Giving evidence to the Health, Social Care and Sport Committee, Dr Sarah Mills from the University of St Andrews set out the difficulty of estimating time until death.
With no way to ensure a reliable estimation, patients’ lives could be ended prematurely and unnecessarily, even with a requirement for a six-month prognosis.
There has rightly been considerable discussion around conscientious objection and provisions to ensure medical professionals can refuse to participate. This is crucial.
There is a risk, however, that if only those in favour of assisted dying take part, this could lead to bias and oversight risks.
Giving evidence at stage one, Marianne Scobie from Glasgow Centre for Inclusive Living set out these concerns: “That would shift the balance among doctors towards those who are for assisted dying, which would further compromise the doctor-patient relationship and erode trust in the medical profession.”
Many other well-intentioned proposals are also problematic because of issues with capacity in the healthcare system.
There are discussions about the need for comprehensive training, but questions remain as to whether an already overstretched workforce has the capacity to take this on – and how do you train someone to detect societal level coercion, internalised ableism or pressure?

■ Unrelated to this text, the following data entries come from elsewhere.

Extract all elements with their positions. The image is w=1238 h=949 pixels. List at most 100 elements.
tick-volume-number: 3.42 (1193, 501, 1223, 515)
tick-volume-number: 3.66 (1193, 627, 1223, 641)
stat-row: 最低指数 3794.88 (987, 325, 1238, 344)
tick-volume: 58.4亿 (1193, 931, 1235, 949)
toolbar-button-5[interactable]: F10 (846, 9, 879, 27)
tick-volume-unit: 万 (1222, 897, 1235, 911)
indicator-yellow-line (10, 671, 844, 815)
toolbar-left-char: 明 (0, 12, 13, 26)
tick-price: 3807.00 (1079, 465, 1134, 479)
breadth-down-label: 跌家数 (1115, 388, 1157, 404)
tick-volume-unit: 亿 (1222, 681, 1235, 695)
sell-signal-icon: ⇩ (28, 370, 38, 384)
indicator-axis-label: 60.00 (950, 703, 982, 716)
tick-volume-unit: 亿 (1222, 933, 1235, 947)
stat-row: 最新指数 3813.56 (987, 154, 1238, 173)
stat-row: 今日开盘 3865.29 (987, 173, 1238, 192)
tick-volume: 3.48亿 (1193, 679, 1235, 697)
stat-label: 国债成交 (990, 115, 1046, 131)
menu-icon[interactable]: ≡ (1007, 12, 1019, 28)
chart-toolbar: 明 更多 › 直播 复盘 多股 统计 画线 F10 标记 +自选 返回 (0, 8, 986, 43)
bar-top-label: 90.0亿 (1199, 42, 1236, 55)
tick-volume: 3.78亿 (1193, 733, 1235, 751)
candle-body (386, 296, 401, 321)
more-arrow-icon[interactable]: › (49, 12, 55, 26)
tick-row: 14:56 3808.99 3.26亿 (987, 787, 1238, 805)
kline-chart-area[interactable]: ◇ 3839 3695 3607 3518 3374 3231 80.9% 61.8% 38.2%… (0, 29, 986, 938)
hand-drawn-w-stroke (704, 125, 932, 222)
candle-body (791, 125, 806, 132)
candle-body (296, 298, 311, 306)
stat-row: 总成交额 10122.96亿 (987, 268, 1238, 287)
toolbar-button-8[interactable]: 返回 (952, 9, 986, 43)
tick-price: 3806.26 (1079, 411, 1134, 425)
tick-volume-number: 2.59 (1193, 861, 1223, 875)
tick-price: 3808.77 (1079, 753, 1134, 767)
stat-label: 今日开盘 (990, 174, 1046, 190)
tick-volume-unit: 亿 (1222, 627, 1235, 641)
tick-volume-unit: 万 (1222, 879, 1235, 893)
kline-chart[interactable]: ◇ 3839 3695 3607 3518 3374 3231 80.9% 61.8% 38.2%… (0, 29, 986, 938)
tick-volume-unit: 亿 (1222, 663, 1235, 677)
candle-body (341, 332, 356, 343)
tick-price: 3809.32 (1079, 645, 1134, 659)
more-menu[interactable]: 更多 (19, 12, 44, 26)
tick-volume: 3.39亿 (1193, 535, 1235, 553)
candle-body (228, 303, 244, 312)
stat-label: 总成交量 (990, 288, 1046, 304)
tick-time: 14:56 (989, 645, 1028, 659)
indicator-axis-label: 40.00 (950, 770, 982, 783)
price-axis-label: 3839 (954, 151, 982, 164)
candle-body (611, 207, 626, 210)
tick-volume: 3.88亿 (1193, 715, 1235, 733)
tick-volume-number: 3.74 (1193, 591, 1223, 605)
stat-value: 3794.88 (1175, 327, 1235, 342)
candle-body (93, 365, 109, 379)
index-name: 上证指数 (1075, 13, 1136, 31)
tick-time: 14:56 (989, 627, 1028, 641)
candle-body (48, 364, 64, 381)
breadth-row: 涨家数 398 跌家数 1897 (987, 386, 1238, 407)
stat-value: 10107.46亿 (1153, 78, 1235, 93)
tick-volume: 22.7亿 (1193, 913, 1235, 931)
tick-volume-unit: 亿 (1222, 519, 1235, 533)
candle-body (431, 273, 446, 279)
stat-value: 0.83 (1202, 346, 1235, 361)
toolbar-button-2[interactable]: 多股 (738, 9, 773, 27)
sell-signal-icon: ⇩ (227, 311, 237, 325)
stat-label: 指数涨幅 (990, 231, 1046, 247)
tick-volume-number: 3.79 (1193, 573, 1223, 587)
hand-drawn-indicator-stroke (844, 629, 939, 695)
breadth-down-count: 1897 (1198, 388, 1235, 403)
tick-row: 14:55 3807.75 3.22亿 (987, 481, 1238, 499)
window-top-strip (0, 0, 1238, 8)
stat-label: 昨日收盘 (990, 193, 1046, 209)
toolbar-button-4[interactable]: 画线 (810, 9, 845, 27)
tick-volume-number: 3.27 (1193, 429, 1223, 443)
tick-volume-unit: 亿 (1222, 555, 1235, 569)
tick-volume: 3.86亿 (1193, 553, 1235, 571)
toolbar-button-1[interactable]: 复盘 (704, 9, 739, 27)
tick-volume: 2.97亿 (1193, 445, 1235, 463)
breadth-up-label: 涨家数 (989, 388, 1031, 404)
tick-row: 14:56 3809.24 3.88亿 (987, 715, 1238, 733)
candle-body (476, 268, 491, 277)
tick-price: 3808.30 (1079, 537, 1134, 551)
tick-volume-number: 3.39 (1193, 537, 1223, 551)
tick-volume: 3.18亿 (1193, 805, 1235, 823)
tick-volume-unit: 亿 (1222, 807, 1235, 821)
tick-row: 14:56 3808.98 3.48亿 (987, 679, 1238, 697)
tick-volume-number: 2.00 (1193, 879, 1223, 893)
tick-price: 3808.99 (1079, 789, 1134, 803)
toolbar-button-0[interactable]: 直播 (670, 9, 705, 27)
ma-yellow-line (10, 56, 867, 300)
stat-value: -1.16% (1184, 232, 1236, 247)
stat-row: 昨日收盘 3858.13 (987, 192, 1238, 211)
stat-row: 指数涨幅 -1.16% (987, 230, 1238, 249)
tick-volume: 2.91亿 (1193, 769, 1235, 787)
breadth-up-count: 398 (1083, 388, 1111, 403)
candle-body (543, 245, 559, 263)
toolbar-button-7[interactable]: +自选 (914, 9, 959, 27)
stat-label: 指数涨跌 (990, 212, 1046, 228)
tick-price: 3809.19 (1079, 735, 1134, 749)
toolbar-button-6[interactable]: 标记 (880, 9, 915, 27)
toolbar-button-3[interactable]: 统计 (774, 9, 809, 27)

“From the difficulty of defining and assessing coercion to the inherent complexity of assisting someone to die, there is no version of this bill that can truly be safe”

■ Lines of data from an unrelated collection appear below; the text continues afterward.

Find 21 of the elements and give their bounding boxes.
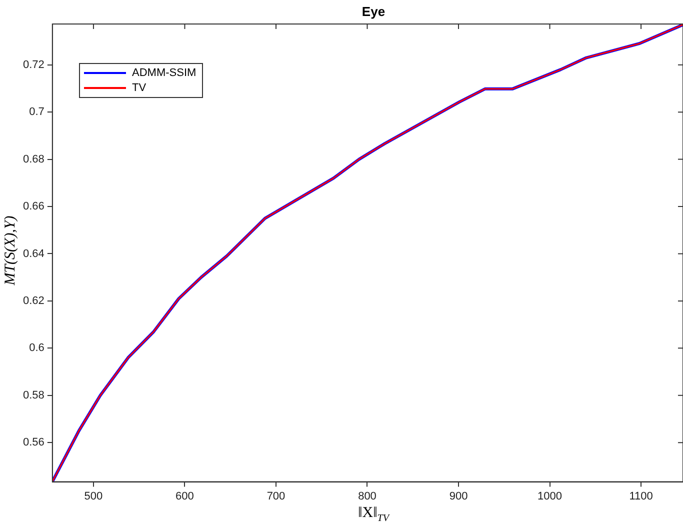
y-tick-label: 0.7 — [29, 106, 44, 118]
chart-title: Eye — [360, 4, 386, 19]
x-tick-label: 800 — [358, 490, 376, 502]
legend-label: TV — [132, 82, 146, 94]
y-tick-label: 0.62 — [22, 294, 44, 307]
y-tick-label: 0.64 — [22, 248, 44, 260]
x-tick-label: 500 — [84, 490, 103, 502]
y-tick-label: 0.56 — [22, 436, 44, 449]
x-axis-title: ‖X‖$_{TV}$ — [357, 505, 391, 524]
legend-label: ADMM-SSIM — [132, 66, 196, 78]
x-tick-label: 900 — [449, 490, 468, 502]
x-tick-label: 700 — [266, 490, 286, 502]
y-tick-label: 0.66 — [22, 200, 44, 213]
y-tick-label: 0.6 — [29, 342, 44, 354]
y-tick-label: 0.58 — [22, 389, 44, 402]
y-tick-label: 0.72 — [22, 58, 44, 71]
y-axis-title: MT(S(X),Y) — [2, 214, 20, 288]
x-tick-label: 1100 — [629, 490, 653, 502]
y-tick-label: 0.68 — [22, 153, 44, 166]
x-tick-label: 600 — [176, 490, 194, 502]
x-tick-label: 1000 — [538, 490, 562, 502]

The Cabinet Secretary for Health and Social Care, Neil Gray, told the committee that training costs have not been properly factored into the bill’s financial memorandum.
Responding to the lead committee’s consultation, an NHS consultant said: “I would argue that if assisted dying is to be delivered within the current healthcare structures, then parliamentarians require to understand and debate the evidence of whether this is safely achievable.”
This cannot be achieved safely.
From the difficulty of defining and assessing coercion to the inherent complexity of assisting someone to die, there is no version of this bill that can truly be safe.
The key question I would urge colleagues to ask themselves as they consider the bill at stage two is this: in today’s society, can people truly access the essential services – such as healthcare, social care, housing, and education – which enable them to live full and healthy lives?
If the answer is no, then they should vote against the assisted suicide bill.